Even though Tell the Birds, Eve Beglarian's 2006 release on New World Records, has the appearance of a concept album, it is really a compilation of surprisingly varied, collage-styled sample pieces composed, performed, and recorded between 1994 and 2004. Like many other fledgling collections of new works, this album has a loose, patched-together feeling, as if Beglarian had selected her most significant efforts of the past decade and polished them up a little for the occasion; but unlike composers who gather their best works for their debut CDs and try to give them a unifying theme after the fact, she makes no pretense of having fashioned any cryptic or meaningful interconnections between them. This is just as well, since Beglarian's vibrantly eclectic music works on many levels quite satisfactorily, without additional layers of explanation or justification to complicate things. The big pieces, such as The Marriage of Heaven and Hell (1994) and Creating the World (1996), are richly layered with wry recitations and lively musical patterns, and leave strong impressions of coherence despite their seemingly improvised or scattered delivery.
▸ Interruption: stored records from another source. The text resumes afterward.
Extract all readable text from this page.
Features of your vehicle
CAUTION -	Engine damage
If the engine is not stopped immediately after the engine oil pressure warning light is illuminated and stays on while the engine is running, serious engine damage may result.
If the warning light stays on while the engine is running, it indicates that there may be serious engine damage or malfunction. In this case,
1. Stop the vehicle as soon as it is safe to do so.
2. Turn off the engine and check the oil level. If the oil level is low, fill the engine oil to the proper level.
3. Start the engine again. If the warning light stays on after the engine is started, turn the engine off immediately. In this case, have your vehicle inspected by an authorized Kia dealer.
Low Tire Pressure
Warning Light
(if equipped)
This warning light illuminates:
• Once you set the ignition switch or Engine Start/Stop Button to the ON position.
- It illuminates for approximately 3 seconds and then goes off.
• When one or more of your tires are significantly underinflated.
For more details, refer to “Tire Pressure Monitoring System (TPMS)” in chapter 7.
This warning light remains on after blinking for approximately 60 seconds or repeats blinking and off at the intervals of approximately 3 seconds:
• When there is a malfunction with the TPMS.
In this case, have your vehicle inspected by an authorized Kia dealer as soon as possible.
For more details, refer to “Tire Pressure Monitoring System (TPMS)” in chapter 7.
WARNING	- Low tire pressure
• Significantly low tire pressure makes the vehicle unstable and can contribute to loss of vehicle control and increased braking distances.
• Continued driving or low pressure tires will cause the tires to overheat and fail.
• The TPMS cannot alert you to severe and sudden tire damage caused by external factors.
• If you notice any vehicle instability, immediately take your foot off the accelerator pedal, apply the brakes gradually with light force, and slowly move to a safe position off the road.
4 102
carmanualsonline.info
Listeners may not find some of the shorter selections equally as appealing; such tracks as Robin Redbreast (2003) and Wonder Counselor (1996) are much weaker than the larger-scaled, multifaceted works, and because their ideas are slighter and their resources thinner, they pass by as mildly amusing interludes but nothing more substantial. Landscaping for Privacy (1995), narrated by Beglarian with accompanying electronics, may be considered her best-known piece, previously released in 1998 on CRI, but it is also the most personally revealing; accordingly, some may find this track the most involving, even though the instrumental Flaming O (1995, revised 2004) is clearly the most impressively scored and intellectually stimulating. New World's reproduction is clean and clear, though the levels are a little variable, due to the different venues and engineers.